1915, 7-10 april — Als voorzitter Dresselhuys de vergadering opent, zijn er 30 gedelegeerden uit 10 Europese landen en de Verenigde Staten. Er wordt overeenstemming bereikt over de oprichting van een Centrale Organisatie voor een Duurzame Vrede (Central Organisation for a Durable Peace). Haar voornaamste doel is niet de beëindiging van de huidige oorlog, maar het voorkomen van toekomstige oorlogen. Het secretariaat van de nieuwe organisatie zal samenvallen met dat van de Nederlandsche Anti-Oorlog Raad in Den Haag. (foto: Hotel Wittebrug 1912)
1915, mei-juni — De Centrale Organisatie, de enige internationale organisatie van vredesactivisten gedurende de oorlog, zendt haar Manifesto & Minimal Program naar sympathisanten en dagbladen over de hele wereld. Zij is op zoek naar vredes-specialisten (geen politici) die hun land kunnen vertegenwoordigen tijdens een toekomstige derde internationale vredesconferentie in Den Haag. Ahmad Yazdání en ‘Alí-Muhammad Ibn-i-Asdaq, twee bahá’ís in Teheran (Perzië), vestigen de aandacht van de Centrale Organisatie op ‘Abdu’l-Bahá.

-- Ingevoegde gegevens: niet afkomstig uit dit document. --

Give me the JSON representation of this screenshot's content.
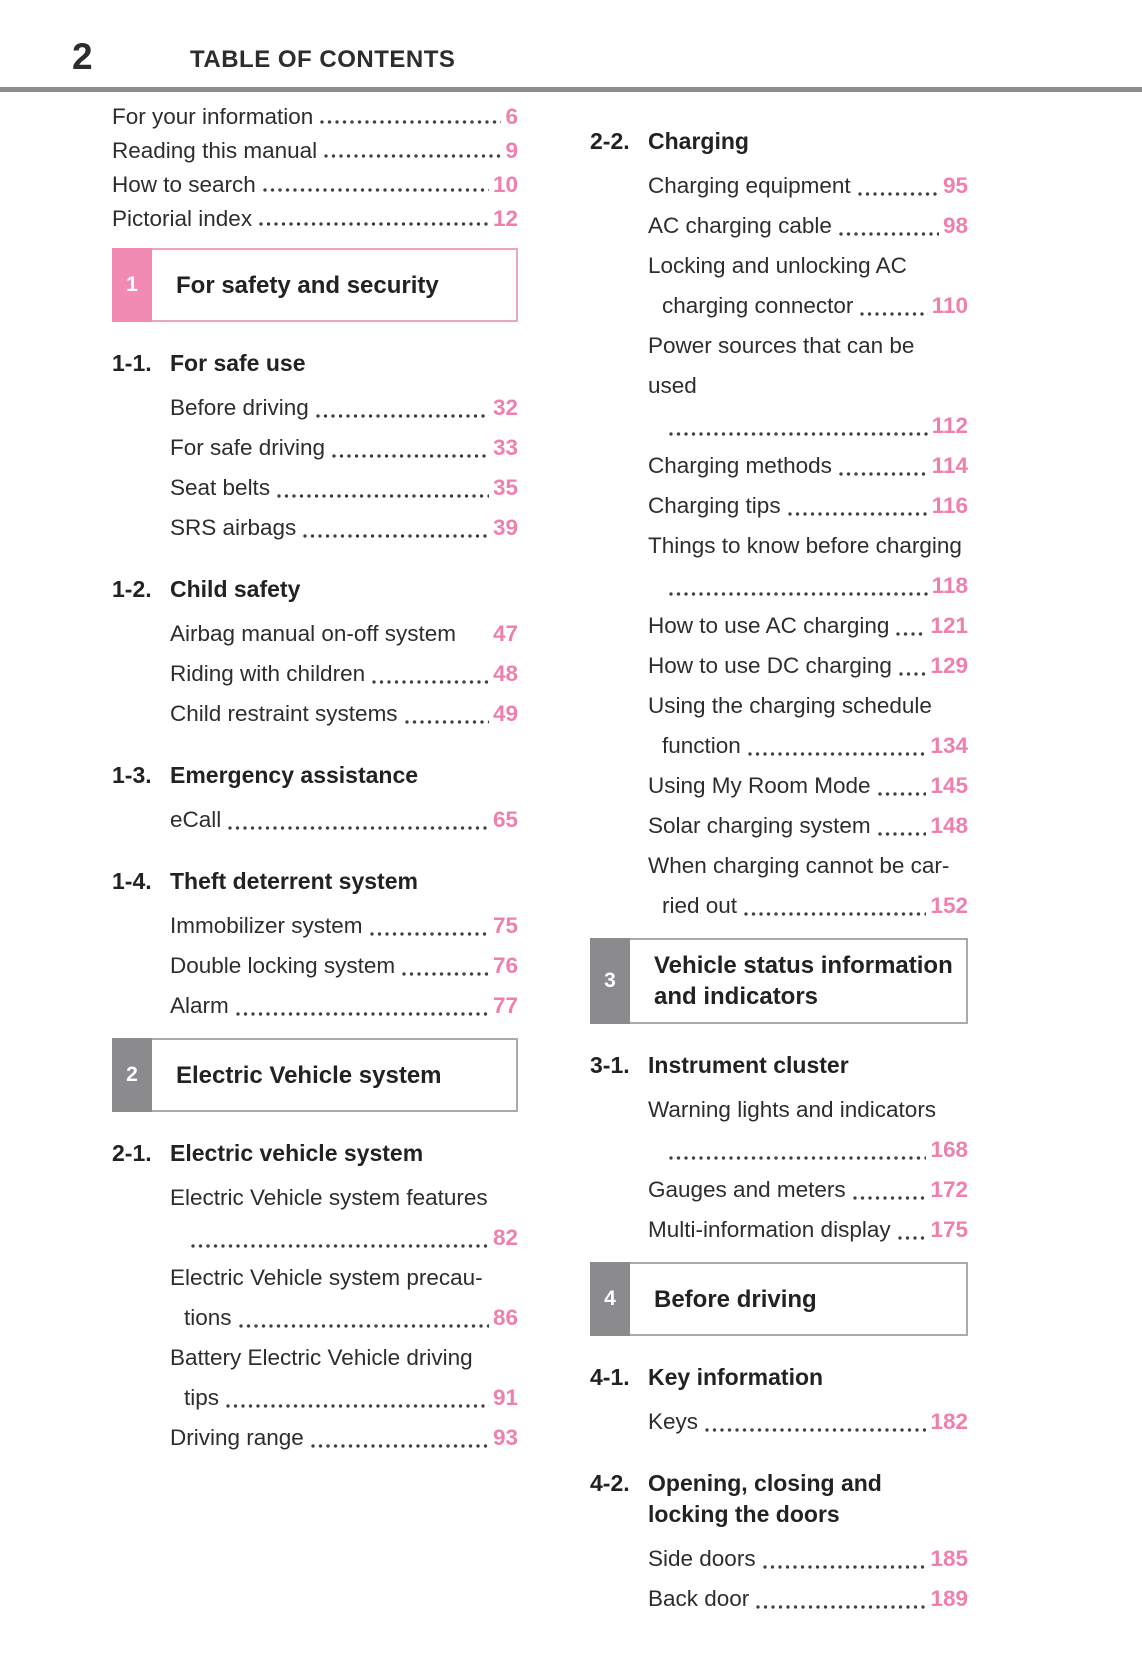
{
  "header": {
    "page_number": "2",
    "title": "TABLE OF CONTENTS"
  },
  "colors": {
    "page_number_pink": "#ef7fad",
    "tab_pink": "#f18bb4",
    "tab_gray": "#8b8b8d",
    "box_border_pink": "#e9a6c3",
    "box_border_gray": "#aaaaac",
    "header_rule_gray": "#8d8d8f",
    "text": "#2d2d2f"
  },
  "columns": {
    "left": [
      {
        "type": "frontmatter",
        "entries": [
          {
            "label": "For your information",
            "page": "6"
          },
          {
            "label": "Reading this manual",
            "page": "9"
          },
          {
            "label": "How to search",
            "page": "10"
          },
          {
            "label": "Pictorial index",
            "page": "12"
          }
        ]
      },
      {
        "type": "section",
        "number": "1",
        "title": "For safety and security",
        "accent": "pink"
      },
      {
        "type": "subsection",
        "number": "1-1.",
        "title": "For safe use",
        "entries": [
          {
            "label": "Before driving",
            "page": "32"
          },
          {
            "label": "For safe driving",
            "page": "33"
          },
          {
            "label": "Seat belts",
            "page": "35"
          },
          {
            "label": "SRS airbags",
            "page": "39"
          }
        ]
      },
      {
        "type": "subsection",
        "number": "1-2.",
        "title": "Child safety",
        "entries": [
          {
            "label": "Airbag manual on-off system",
            "page": "47",
            "nodots": true
          },
          {
            "label": "Riding with children",
            "page": "48"
          },
          {
            "label": "Child restraint systems",
            "page": "49"
          }
        ]
      },
      {
        "type": "subsection",
        "number": "1-3.",
        "title": "Emergency assistance",
        "entries": [
          {
            "label": "eCall",
            "page": "65"
          }
        ]
      },
      {
        "type": "subsection",
        "number": "1-4.",
        "title": "Theft deterrent system",
        "entries": [
          {
            "label": "Immobilizer system",
            "page": "75"
          },
          {
            "label": "Double locking system",
            "page": "76"
          },
          {
            "label": "Alarm",
            "page": "77"
          }
        ]
      },
      {
        "type": "section",
        "number": "2",
        "title": "Electric Vehicle system",
        "accent": "gray"
      },
      {
        "type": "subsection",
        "number": "2-1.",
        "title": "Electric vehicle system",
        "entries": [
          {
            "label": "Electric Vehicle system features",
            "label2": "",
            "page": "82"
          },
          {
            "label": "Electric Vehicle system precau-",
            "label2": "tions",
            "page": "86"
          },
          {
            "label": "Battery Electric Vehicle driving",
            "label2": "tips",
            "page": "91"
          },
          {
            "label": "Driving range",
            "page": "93"
          }
        ]
      }
    ],
    "right": [
      {
        "type": "subsection",
        "number": "2-2.",
        "title": "Charging",
        "entries": [
          {
            "label": "Charging equipment",
            "page": "95"
          },
          {
            "label": "AC charging cable",
            "page": "98"
          },
          {
            "label": "Locking and unlocking AC",
            "label2": "charging connector",
            "page": "110"
          },
          {
            "label": "Power sources that can be used",
            "label2": "",
            "page": "112"
          },
          {
            "label": "Charging methods",
            "page": "114"
          },
          {
            "label": "Charging tips",
            "page": "116"
          },
          {
            "label": "Things to know before charging",
            "label2": "",
            "page": "118"
          },
          {
            "label": "How to use AC charging",
            "page": "121"
          },
          {
            "label": "How to use DC charging",
            "page": "129"
          },
          {
            "label": "Using the charging schedule",
            "label2": "function",
            "page": "134"
          },
          {
            "label": "Using My Room Mode",
            "page": "145"
          },
          {
            "label": "Solar charging system",
            "page": "148"
          },
          {
            "label": "When charging cannot be car-",
            "label2": "ried out",
            "page": "152"
          }
        ]
      },
      {
        "type": "section",
        "number": "3",
        "title": "Vehicle status information",
        "title2": "and indicators",
        "accent": "gray"
      },
      {
        "type": "subsection",
        "number": "3-1.",
        "title": "Instrument cluster",
        "entries": [
          {
            "label": "Warning lights and indicators",
            "label2": "",
            "page": "168"
          },
          {
            "label": "Gauges and meters",
            "page": "172"
          },
          {
            "label": "Multi-information display",
            "page": "175"
          }
        ]
      },
      {
        "type": "section",
        "number": "4",
        "title": "Before driving",
        "accent": "gray"
      },
      {
        "type": "subsection",
        "number": "4-1.",
        "title": "Key information",
        "entries": [
          {
            "label": "Keys",
            "page": "182"
          }
        ]
      },
      {
        "type": "subsection",
        "number": "4-2.",
        "title": "Opening, closing and locking the doors",
        "entries": [
          {
            "label": "Side doors",
            "page": "185"
          },
          {
            "label": "Back door",
            "page": "189"
          }
        ]
      }
    ]
  }
}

1915 — Het Ottomaanse Rijk (Turkije), daaronder valt ook de Levant, had de kant gekozen van Oostenrijk-Hongarije en Duitsland. Om het Suezkanaal te beschermen beginnen de Britten en Fransen een marine blokkade in de Middellandse Zee. Communicatie met en reizen van en naar de regio worden bijna onmogelijk. (foto: de pantserkruiser Jeanne d’Arc)
“De verzekering van een duurzame vrede en het leggen van nieuwe grondslagen voor de wereldpolitiek raakt de ganse mensheid. Daarom moet in aansluiting aan de vredesonderhandelingen, die meer bijzonder de oorlogvoerende staten aangaan, een Wereld-Congres, de ‘Derde Haagsche Vredesconferentie,’ bijeenkomen. Maar méér moet er geschieden. De tijd is nu gekomen, dat ook de volken een woord moeten medespreken. De buitenlandse politiek moet niet langer het uitsluitend domein zijn van een kleine kring van beroepsdiplomaten, een stelsel dat thans op volslagen mislukking uitliep. Nieuwe banen moeten worden betreden; nieuwe krachten moeten worden te hulp geroepen.”
— Citaat uit het Manifest van de Centrale Organisatie voor een Duurzame Vrede, 1915
een brief aan 'Abdu'l-Baha
1916, 11 februari — Na een briefwisseling met Yazdání en zijn vrienden, zendt de Centrale Organisatie een brief naar Teheran om die te overhandigen aan ‘Abdu’l-Bahá. Maar vanwege de oorlog kan Haifa niet worden bereikt. (foto: het secretariaat van de Centrale Organisatie voor een Duurzame Vrede, Theresiastraat 51, Den Haag 1916)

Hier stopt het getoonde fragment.